Terminal X – Building Our Future

 

„Im Walde steht geschrieben ein stilles ernstes Wort vom rechten Thun und Lieben, und was des Menschen Hort“. Bei einem seiner Sommerurlaube in Frankfurt hat Felix Mendelssohn Bartholdy diese Eichendorff-Worte in einen eingängigen romantischen Chorsatz gefasst. Mutmaßlich wurde sein „Abschied vom Walde“ op. 59,3 beim Wäldchestag im Jahre 1834 am Oberforsthaus aufgeführt. Ein Zitat daraus erklang im Musiktheater „Terminal X – Building Our Future“ von Julia Mihály (Hörbares) und Maria Huber (Dramaturgie und Inszenierung). Als kreative Antwort auf die Corona-Beschränkungen fand die Aufführung als mobile Performance, in Form eines Waldspaziergangs statt.

Terminal X – Building Our Future von Julia Mihály & Maria Huber

Am Treffpunkt, wo die Waldstraße Idylle verheißend auf die Waldfriedstraße trifft, definierte das Plakat „Fluglärm macht krank“ das Spannungsfeld der vom Künstlerhaus Mousonturm getragenen Musiktheater-Produktion.

Jeder der auf 35 limitierten Besucher erhielt eine Provianttüte mit einer Flasche Wasser, einem Mund-Nasen-Schutz in Designer-Qualität (Grete Seidl, Antonia Immel, Wilma Lyon), dem Programmheft und einem Kopfhörer nebst der Instruktion: Kanal 3 bitte eingestellt lassen, Lautstärke nicht zu hoch aufdrehen. Abmarsch Richtung Oberforsthaus und in den gegenüberliegenden Wald, in dem so mancher Wäldchestag Spuren hinterlassen hat. Performer (Alice Nogueira, Svenja Polonji, Martin Müller) und Musiker (Martin Lorenz, Alexander Reiff) in Warnwesten regelten teils mit Trommeln (unkonventionelle Bauweisen: Richard Millig) Weg und Gehgeschwindigkeit.

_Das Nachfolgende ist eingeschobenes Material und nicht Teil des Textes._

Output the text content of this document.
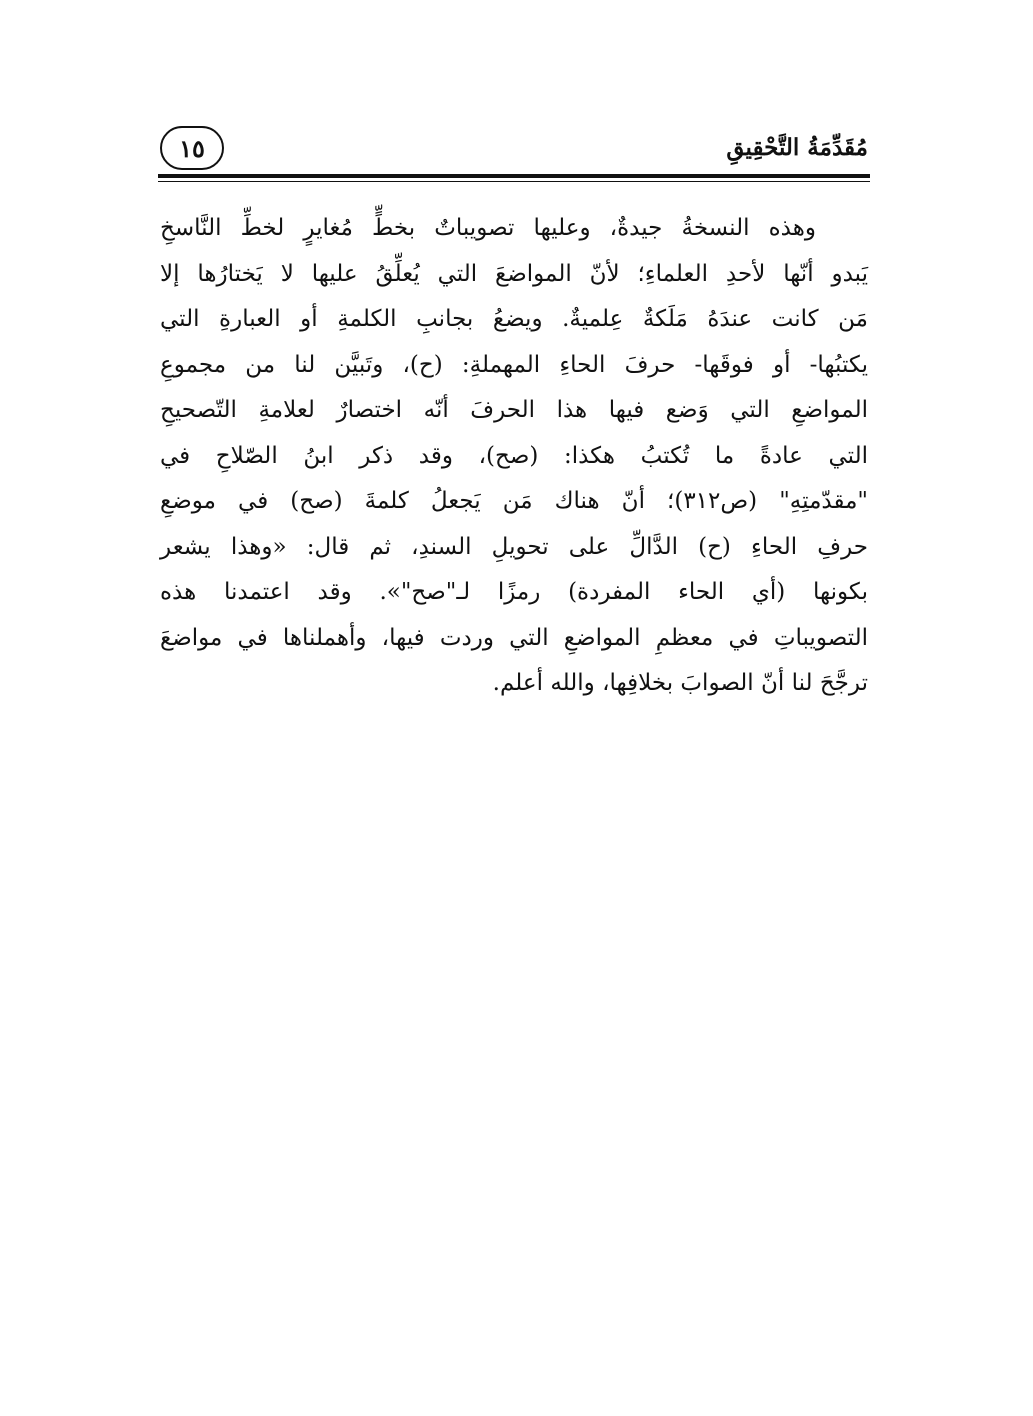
مُقَدِّمَةُ التَّحْقِيقِ
١٥
وهذه النسخةُ جيدةٌ، وعليها تصويباتٌ بخطٍّ مُغايرٍ لخطِّ النَّاسخِ
يَبدو أنّها لأحدِ العلماءِ؛ لأنّ المواضعَ التي يُعلِّقُ عليها لا يَختارُها إلا
مَن كانت عندَهُ مَلَكةٌ عِلميةٌ. ويضعُ بجانبِ الكلمةِ أو العبارةِ التي
يكتبُها- أو فوقَها- حرفَ الحاءِ المهملةِ: (ح)، وتَبيَّن لنا من مجموعِ
المواضعِ التي وَضع فيها هذا الحرفَ أنّه اختصارٌ لعلامةِ التّصحيحِ
التي عادةً ما تُكتبُ هكذا: (صح)، وقد ذكر ابنُ الصّلاحِ في
"مقدّمتِهِ" (ص٣١٢)؛ أنّ هناك مَن يَجعلُ كلمةَ (صح) في موضعِ
حرفِ الحاءِ (ح) الدَّالِّ على تحويلِ السندِ، ثم قال: «وهذا يشعر
بكونها (أي الحاء المفردة) رمزًا لـ"صح"». وقد اعتمدنا هذه
التصويباتِ في معظمِ المواضعِ التي وردت فيها، وأهملناها في مواضعَ
ترجَّحَ لنا أنّ الصوابَ بخلافِها، والله أعلم.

Live-elektronische Klangsynthesen

Aus den Kopfhörern drangen einerseits aktuelle Geräusche, etwa denen, die mangels Wind vom Mikrophon aus den Blättern gekitzelt werden, dem musikantischen Kratzen auf Totholz oder den Klängen aus der E-Gitarre, die Julia Mihály über den Waldboden zog. Darein mischten sich (Technik: Tobias Hagedorn), teils verfremdet, geloopt und kompositorisch gestaltet, Tondokumente aus der Zeit des Widerstands gegen den Bau der Startbahn West (1980/81) und dem aktuellen gegen den Bau des Terminal 3: Politiker kamen ebenso zu Wort wie Reporter und Demonstranten. Eine Stellungnahme von Holger Börner zur Rechtfertigung einer vielfach als überzogen empfundenen Polizeigewalt („…einzelne haben das verfassungsmäßige Demonstrationsrecht schlimm missbraucht“) stellte aktuelle Bezüge, etwa zu den Vorgängen in Ingelheim, her. Mobile Plakate hinterfragten Prämissen von Politik und Wirtschaft. Insgesamt hob die Veranstal­tung den Blick auf eine wachsende Tendenz innerhalb der Bevölkerung, sich zu zivilen Aktionen zusammenzuschließen, um gegen die Eigengesetzlichkeiten der Wirtschaft zu verteidigen, was ihnen lieb und teuer ist. „Stillstand ist Rückschritt“ – das gilt auch für eine lebendige Demokratie.